Despite the scale of the data set, it didn’t include some of the most obvious-sounding competitive information. Basic building blocks like skaters’ race times were omitted.
“We actually didn't provide Owen a lot of speed skating-specific data,” Webb said. “We kept it very general with the idea that if there was something interesting that we learned, we hoped we could apply it to other sports or events as well.”
What the USOPC gave Bezick instead was a data set built on performance ratings that the organization uses in a number of Olympic events. If Bezick’s project was successful, it could be ported over to other sports.
But first: Bezick rolled up his sleeves.
“In a class project, we would get a very clean data set that has everything you need to make a nice, pretty model,” he said. “But in this setting, there's a lot of things that arise.”
The data was comprehensive but contained a host of overlaps or missing items.

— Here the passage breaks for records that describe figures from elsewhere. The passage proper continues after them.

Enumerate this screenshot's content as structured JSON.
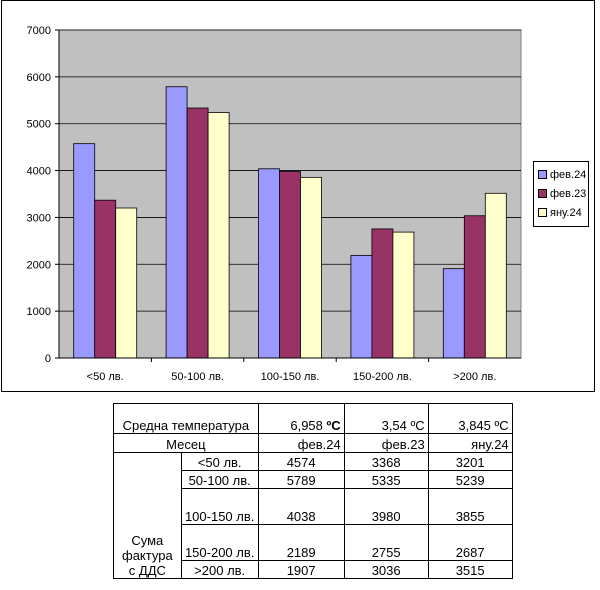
{
  "chart_data": {
    "type": "bar",
    "categories": [
      "<50 лв.",
      "50-100 лв.",
      "100-150 лв.",
      "150-200 лв.",
      ">200 лв."
    ],
    "series": [
      {
        "name": "фев.24",
        "values": [
          4574,
          5789,
          4038,
          2189,
          1907
        ]
      },
      {
        "name": "фев.23",
        "values": [
          3368,
          5335,
          3980,
          2755,
          3036
        ]
      },
      {
        "name": "яну.24",
        "values": [
          3201,
          5239,
          3855,
          2687,
          3515
        ]
      }
    ],
    "yticks": [
      "0",
      "1000",
      "2000",
      "3000",
      "4000",
      "5000",
      "6000",
      "7000"
    ],
    "ylim": [
      0,
      7000
    ],
    "colors": [
      "#9999ff",
      "#993366",
      "#ffffcc"
    ],
    "plot_background": "#c0c0c0",
    "grid": true,
    "legend_position": "right"
  },
  "table": {
    "temp_label": "Средна температура",
    "temp_values": [
      {
        "number": "6,958",
        "unit": "ºC"
      },
      {
        "number": "3,54",
        "unit": "ºC"
      },
      {
        "number": "3,845",
        "unit": "ºC"
      }
    ],
    "month_label": "Месец",
    "months": [
      "фев.24",
      "фев.23",
      "яну.24"
    ],
    "group_label": "Сума фактура с ДДС",
    "rows": [
      {
        "label": "<50 лв.",
        "values": [
          "4574",
          "3368",
          "3201"
        ]
      },
      {
        "label": "50-100 лв.",
        "values": [
          "5789",
          "5335",
          "5239"
        ]
      },
      {
        "label": "100-150 лв.",
        "values": [
          "4038",
          "3980",
          "3855"
        ]
      },
      {
        "label": "150-200 лв.",
        "values": [
          "2189",
          "2755",
          "2687"
        ]
      },
      {
        "label": ">200 лв.",
        "values": [
          "1907",
          "3036",
          "3515"
        ]
      }
    ]
  }
}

Some data stretched back to 2003 while the rest dated to 2008. Some senior athletes didn’t compete in junior events. Bezick had to make small adjustments by hand to get the data ready for analysis.
“A lot of people say they want to get into data analysis until they realize the majority of the time is just really gritty, dirty, data-engineering work that no one likes doing,” Bezick said.
Bezick then used an algorithm to divide senior-level competitors into five groups. The top-tier athletes were truly elite: Olympic medalists or high finishers. The second tier might have qualified for the Olympics, while the third, fourth and fifth never rose to distinction. Then, Bezick matched those competitors with their junior-level results and built a model based on their trajectories; trying to find patterns of success in the junior level that corresponded to the winning-est athletes.
Once he developed that model, he could turn it loose on current junior-level athletes to see which of today’s young skaters showed the same performance as the previous Olympic champions.
Then, Bezick added a signature flourish: interactive graphs.
“Owen answered the questions we provided and then he went above and beyond and took it in his own direction as well,” Webb said. “He built out an app that let us investigate the data and look for other kinds of correlations or patterns that we hadn't been able to before.
“It was a little bit outside of what we had asked for,” Webb said, “but it was a super-creative way to answer the questions.”
Bezick’s research didn’t uncover a hidden generation of future American medalist speed skaters, unfortunately.
“There was a little too much uncertainty in the data to get really specific answers,” Webb said.
But in research, getting any kind of answer is valuable. Bezick’s work will guide further USOPC research in new directions.
The experience also showed Bezick that data science could take him anywhere–from founding a business to scouting future Olympians.
“You're not confined to any sort of single field or any sort of place, because really you can take it as far as you want,” he said. “There's data for everything.”